Today in Seven Questions, we talk to Cameron Dezen Hammon, whose debut memoir This Is My Body: A Memoir of Romantic and Religious Obsession was recently released by Lookout Books. Kirkus calls it “a generous and unflinchingly brave memoir about faith, feminism, and freedom,” and the Millions adds, “Hammon explores motherhood, her relationship with her husband, her infidelity, and her growing sense of her own feminism. Her strikingly contemporary reflections about her treatment in conservative churches . . . make her story a salient one for this particular moment, in the wake of the #MeToo Movement.”
Hammon’s writing appears in The Kiss anthology from W. W. Norton, Catapult, Ecotone, the Houston Chronicle, the Literary Review, NYLON, and elsewhere; and her essay “Infirmary Music” was noted in The Best American Essays 2017. She earned an MFA in creative writing from Seattle Pacific University and is currently a writer-in-residence for Writers in the Schools in Houston.

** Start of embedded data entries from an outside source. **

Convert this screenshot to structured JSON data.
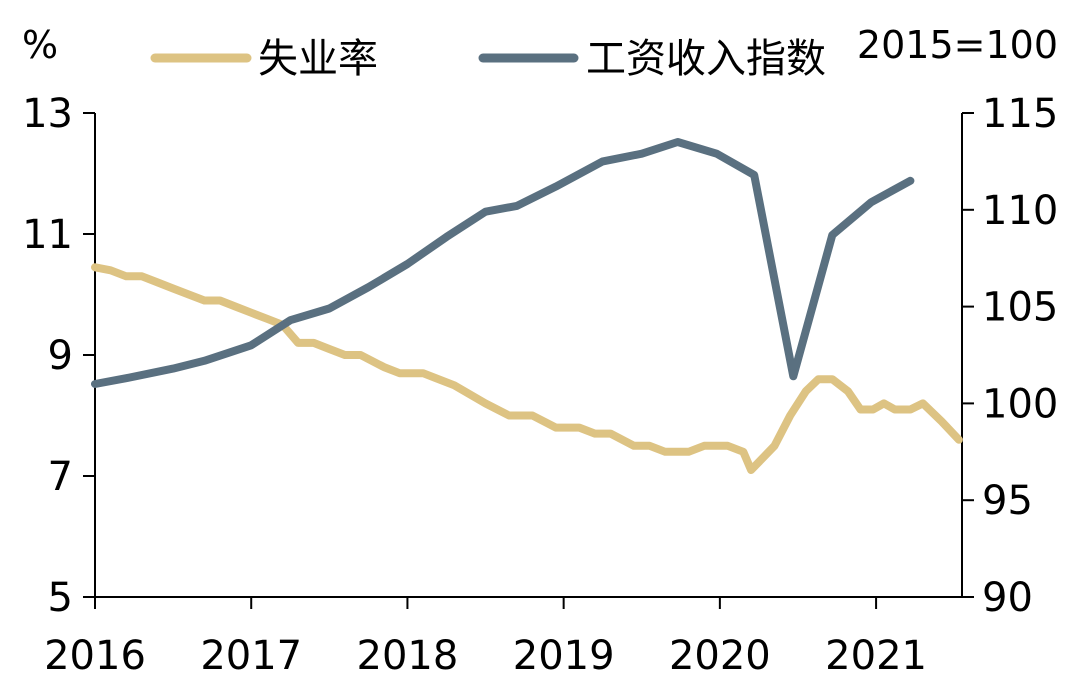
{
  "chart_data": {
    "type": "line",
    "left_axis": {
      "unit": "%",
      "ylim": [
        5,
        13
      ],
      "ticks": [
        "5",
        "7",
        "9",
        "11",
        "13"
      ]
    },
    "right_axis": {
      "unit": "2015=100",
      "ylim": [
        90,
        115
      ],
      "ticks": [
        "90",
        "95",
        "100",
        "105",
        "110",
        "115"
      ]
    },
    "x_axis": {
      "xlim": [
        2016,
        2021.55
      ],
      "ticks": [
        "2016",
        "2017",
        "2018",
        "2019",
        "2020",
        "2021"
      ]
    },
    "grid": false,
    "legend_position": "top",
    "series": [
      {
        "name": "失业率",
        "axis": "left",
        "color": "#DDC383",
        "points": [
          [
            2016.0,
            10.45
          ],
          [
            2016.1,
            10.4
          ],
          [
            2016.2,
            10.3
          ],
          [
            2016.3,
            10.3
          ],
          [
            2016.4,
            10.2
          ],
          [
            2016.5,
            10.1
          ],
          [
            2016.6,
            10.0
          ],
          [
            2016.7,
            9.9
          ],
          [
            2016.8,
            9.9
          ],
          [
            2016.9,
            9.8
          ],
          [
            2017.0,
            9.7
          ],
          [
            2017.1,
            9.6
          ],
          [
            2017.2,
            9.5
          ],
          [
            2017.3,
            9.2
          ],
          [
            2017.4,
            9.2
          ],
          [
            2017.5,
            9.1
          ],
          [
            2017.6,
            9.0
          ],
          [
            2017.7,
            9.0
          ],
          [
            2017.85,
            8.8
          ],
          [
            2017.95,
            8.7
          ],
          [
            2018.1,
            8.7
          ],
          [
            2018.3,
            8.5
          ],
          [
            2018.5,
            8.2
          ],
          [
            2018.65,
            8.0
          ],
          [
            2018.8,
            8.0
          ],
          [
            2018.95,
            7.8
          ],
          [
            2019.1,
            7.8
          ],
          [
            2019.2,
            7.7
          ],
          [
            2019.3,
            7.7
          ],
          [
            2019.45,
            7.5
          ],
          [
            2019.55,
            7.5
          ],
          [
            2019.65,
            7.4
          ],
          [
            2019.8,
            7.4
          ],
          [
            2019.9,
            7.5
          ],
          [
            2020.05,
            7.5
          ],
          [
            2020.15,
            7.4
          ],
          [
            2020.2,
            7.1
          ],
          [
            2020.35,
            7.5
          ],
          [
            2020.45,
            8.0
          ],
          [
            2020.55,
            8.4
          ],
          [
            2020.63,
            8.6
          ],
          [
            2020.72,
            8.6
          ],
          [
            2020.82,
            8.4
          ],
          [
            2020.9,
            8.1
          ],
          [
            2020.98,
            8.1
          ],
          [
            2021.05,
            8.2
          ],
          [
            2021.12,
            8.1
          ],
          [
            2021.22,
            8.1
          ],
          [
            2021.3,
            8.2
          ],
          [
            2021.42,
            7.9
          ],
          [
            2021.53,
            7.6
          ]
        ]
      },
      {
        "name": "工资收入指数",
        "axis": "right",
        "color": "#5A7080",
        "points": [
          [
            2016.0,
            101.0
          ],
          [
            2016.2,
            101.3
          ],
          [
            2016.5,
            101.8
          ],
          [
            2016.7,
            102.2
          ],
          [
            2017.0,
            103.0
          ],
          [
            2017.25,
            104.3
          ],
          [
            2017.5,
            104.9
          ],
          [
            2017.75,
            106.0
          ],
          [
            2018.0,
            107.2
          ],
          [
            2018.25,
            108.6
          ],
          [
            2018.5,
            109.9
          ],
          [
            2018.7,
            110.2
          ],
          [
            2018.95,
            111.2
          ],
          [
            2019.25,
            112.5
          ],
          [
            2019.5,
            112.9
          ],
          [
            2019.73,
            113.5
          ],
          [
            2019.98,
            112.9
          ],
          [
            2020.22,
            111.8
          ],
          [
            2020.47,
            101.4
          ],
          [
            2020.72,
            108.7
          ],
          [
            2020.97,
            110.4
          ],
          [
            2021.22,
            111.5
          ]
        ]
      }
    ]
  }
}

Why was it important to publish this book now? How do you hope This Is My Body will enrich the conversation, especially around #metoo and #churchtoo?
I think women who have experienced sexual assault and harassment in a church context are hungry for stories that speak directly to their experience. There’s something particularly egregious about someone using spiritual authority to harm, and we need to talk about this.